Cemac : la BEAC durcit le rapatriement des devises, mais le casse-tête des 6000 milliards persiste

La Banque des États de l’Afrique centrale annonce un relèvement progressif du taux de rapatriement des devises des entreprises extractives à partir de 2027. Une mesure destinée à renforcer les réserves de change de la Cemac, mais qui laisse en suspens la question sensible des fonds de réhabilitation minière.

La Banque des États de l’Afrique centrale amorce un nouveau tournant dans sa politique de change. Dans un communiqué daté du 23 avril 2026, son gouverneur, Yvon Sana Bangui, a annoncé un relèvement progressif du taux de rapatriement des devises issues des activités extractives. Fixé actuellement à 35 %, ce taux passera à 50 % dès le 1er janvier 2027, puis à 70 % à partir de 2028.
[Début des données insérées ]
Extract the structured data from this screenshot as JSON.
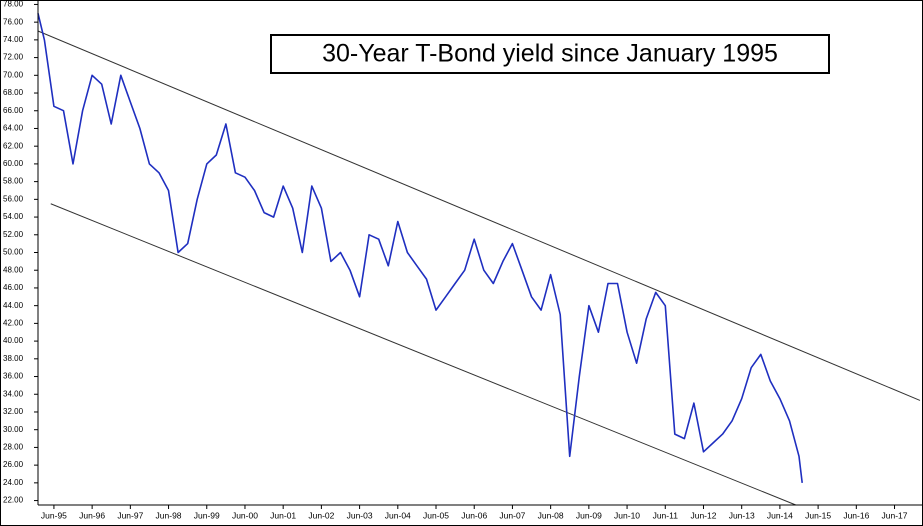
{
  "chart_data": {
    "type": "line",
    "title": "30-Year T-Bond yield since January 1995",
    "x": [
      "Jan-95",
      "Mar-95",
      "Jun-95",
      "Sep-95",
      "Dec-95",
      "Mar-96",
      "Jun-96",
      "Sep-96",
      "Dec-96",
      "Mar-97",
      "Jun-97",
      "Sep-97",
      "Dec-97",
      "Mar-98",
      "Jun-98",
      "Sep-98",
      "Dec-98",
      "Mar-99",
      "Jun-99",
      "Sep-99",
      "Dec-99",
      "Mar-00",
      "Jun-00",
      "Sep-00",
      "Dec-00",
      "Mar-01",
      "Jun-01",
      "Sep-01",
      "Dec-01",
      "Mar-02",
      "Jun-02",
      "Sep-02",
      "Dec-02",
      "Mar-03",
      "Jun-03",
      "Sep-03",
      "Dec-03",
      "Mar-04",
      "Jun-04",
      "Sep-04",
      "Dec-04",
      "Mar-05",
      "Jun-05",
      "Sep-05",
      "Dec-05",
      "Mar-06",
      "Jun-06",
      "Sep-06",
      "Dec-06",
      "Mar-07",
      "Jun-07",
      "Sep-07",
      "Dec-07",
      "Mar-08",
      "Jun-08",
      "Sep-08",
      "Dec-08",
      "Mar-09",
      "Jun-09",
      "Sep-09",
      "Dec-09",
      "Mar-10",
      "Jun-10",
      "Sep-10",
      "Dec-10",
      "Mar-11",
      "Jun-11",
      "Sep-11",
      "Dec-11",
      "Mar-12",
      "Jun-12",
      "Sep-12",
      "Dec-12",
      "Mar-13",
      "Jun-13",
      "Sep-13",
      "Dec-13",
      "Mar-14",
      "Jun-14",
      "Sep-14",
      "Dec-14",
      "Jan-15"
    ],
    "series": [
      {
        "color": "#1f2fc0",
        "values": [
          77,
          74,
          66.5,
          66,
          60,
          66,
          70,
          69,
          64.5,
          70,
          67,
          64,
          60,
          59,
          57,
          50,
          51,
          56,
          60,
          61,
          64.5,
          59,
          58.5,
          57,
          54.5,
          54,
          57.5,
          55,
          50,
          57.5,
          55,
          49,
          50,
          48,
          45,
          52,
          51.5,
          48.5,
          53.5,
          50,
          48.5,
          47,
          43.5,
          45,
          46.5,
          48,
          51.5,
          48,
          46.5,
          49,
          51,
          48,
          45,
          43.5,
          47.5,
          43,
          27,
          36,
          44,
          41,
          46.5,
          46.5,
          41,
          37.5,
          42.5,
          45.5,
          44,
          29.5,
          29,
          33,
          27.5,
          28.5,
          29.5,
          31,
          33.5,
          37,
          38.5,
          35.5,
          33.5,
          31,
          27,
          24
        ]
      }
    ],
    "trendlines": [
      {
        "color": "#333333",
        "x": [
          "Jan-95",
          "Feb-18"
        ],
        "values": [
          75,
          33.3
        ]
      },
      {
        "color": "#333333",
        "x": [
          "May-95",
          "Nov-14"
        ],
        "values": [
          55.5,
          21.5
        ]
      }
    ],
    "xlim": [
      "Jan-95",
      "Feb-18"
    ],
    "xticks": [
      "Jun-95",
      "Jun-96",
      "Jun-97",
      "Jun-98",
      "Jun-99",
      "Jun-00",
      "Jun-01",
      "Jun-02",
      "Jun-03",
      "Jun-04",
      "Jun-05",
      "Jun-06",
      "Jun-07",
      "Jun-08",
      "Jun-09",
      "Jun-10",
      "Jun-11",
      "Jun-12",
      "Jun-13",
      "Jun-14",
      "Jun-15",
      "Jun-16",
      "Jun-17"
    ],
    "ylim": [
      21.5,
      78.5
    ],
    "yticks": [
      {
        "value": 22,
        "label": "22.00"
      },
      {
        "value": 24,
        "label": "24.00"
      },
      {
        "value": 26,
        "label": "26.00"
      },
      {
        "value": 28,
        "label": "28.00"
      },
      {
        "value": 30,
        "label": "30.00"
      },
      {
        "value": 32,
        "label": "32.00"
      },
      {
        "value": 34,
        "label": "34.00"
      },
      {
        "value": 36,
        "label": "36.00"
      },
      {
        "value": 38,
        "label": "38.00"
      },
      {
        "value": 40,
        "label": "40.00"
      },
      {
        "value": 42,
        "label": "42.00"
      },
      {
        "value": 44,
        "label": "44.00"
      },
      {
        "value": 46,
        "label": "46.00"
      },
      {
        "value": 48,
        "label": "48.00"
      },
      {
        "value": 50,
        "label": "50.00"
      },
      {
        "value": 52,
        "label": "52.00"
      },
      {
        "value": 54,
        "label": "54.00"
      },
      {
        "value": 56,
        "label": "56.00"
      },
      {
        "value": 58,
        "label": "58.00"
      },
      {
        "value": 60,
        "label": "60.00"
      },
      {
        "value": 62,
        "label": "62.00"
      },
      {
        "value": 64,
        "label": "64.00"
      },
      {
        "value": 66,
        "label": "66.00"
      },
      {
        "value": 68,
        "label": "68.00"
      },
      {
        "value": 70,
        "label": "70.00"
      },
      {
        "value": 72,
        "label": "72.00"
      },
      {
        "value": 74,
        "label": "74.00"
      },
      {
        "value": 76,
        "label": "76.00"
      },
      {
        "value": 78,
        "label": "78.00"
      }
    ]
  }
}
Cette décision concerne les six pays membres de la Cemac — Cameroun, Congo, Gabon, Guinée équatoriale, Tchad et République centrafricaine — et vise à renforcer les réserves de change de la sous-région. Ces réserves jouent un rôle clé dans la stabilité économique, notamment pour financer les importations et soutenir la monnaie commune.

Pour la banque centrale, il s’agit de maximiser l’impact des recettes d’exportation, en particulier dans les secteurs pétrolier et minier, tout en maintenant un cadre réglementaire prévisible pour les entreprises concernées. Cette évolution marque un durcissement progressif d’un dispositif introduit en 2018, mais dont l’application aux entreprises extractives avait été retardée et aménagée en raison de fortes réticences.

À l’époque, sous la conduite de l’ancien gouverneur Abbas Mahamat Tolli, de nombreuses concertations avaient été engagées avec les opérateurs. Ces discussions avaient abouti à plusieurs assouplissements, notamment la possibilité pour les entreprises de détenir des comptes en devises à l’étranger, des exemptions pour les phases d’exploration ou encore des facilités pour les transferts de revenus des expatriés.

Aujourd’hui, la BEAC semble vouloir reprendre la main, tout en avançant avec prudence. Car derrière cette réforme se cache un enjeu bien plus sensible : celui des fonds de restauration des sites extractifs, communément appelés fonds RES. Estimés à près de 6000 milliards de FCFA, ces avoirs échappent toujours à l’obligation de rapatriement.

Ces fonds, destinés à financer la réhabilitation des sites après exploitation, constituent le principal point de blocage entre la banque centrale et les entreprises du secteur. Leur montant est d’autant plus stratégique qu’il avoisine le niveau des réserves de change de la Cemac, évaluées à environ 6769 milliards de FCFA à fin février 2026.

Après plusieurs années de négociations infructueuses, la BEAC a choisi de transférer ce dossier aux États membres. Une décision confirmée par le gouverneur à l’issue d’un échange avec le président gabonais Brice Clotaire Oligui Nguema en mars dernier.

Ainsi, si le relèvement du taux de rapatriement marque une volonté de renforcer la souveraineté financière de la sous-région, il ne règle pas encore la question centrale des flux financiers les plus importants. Entre impératif de stabilité économique et nécessité de préserver l’attractivité pour les investisseurs, la Cemac avance sur une ligne de crête, où chaque décision doit concilier rigueur et pragmatisme.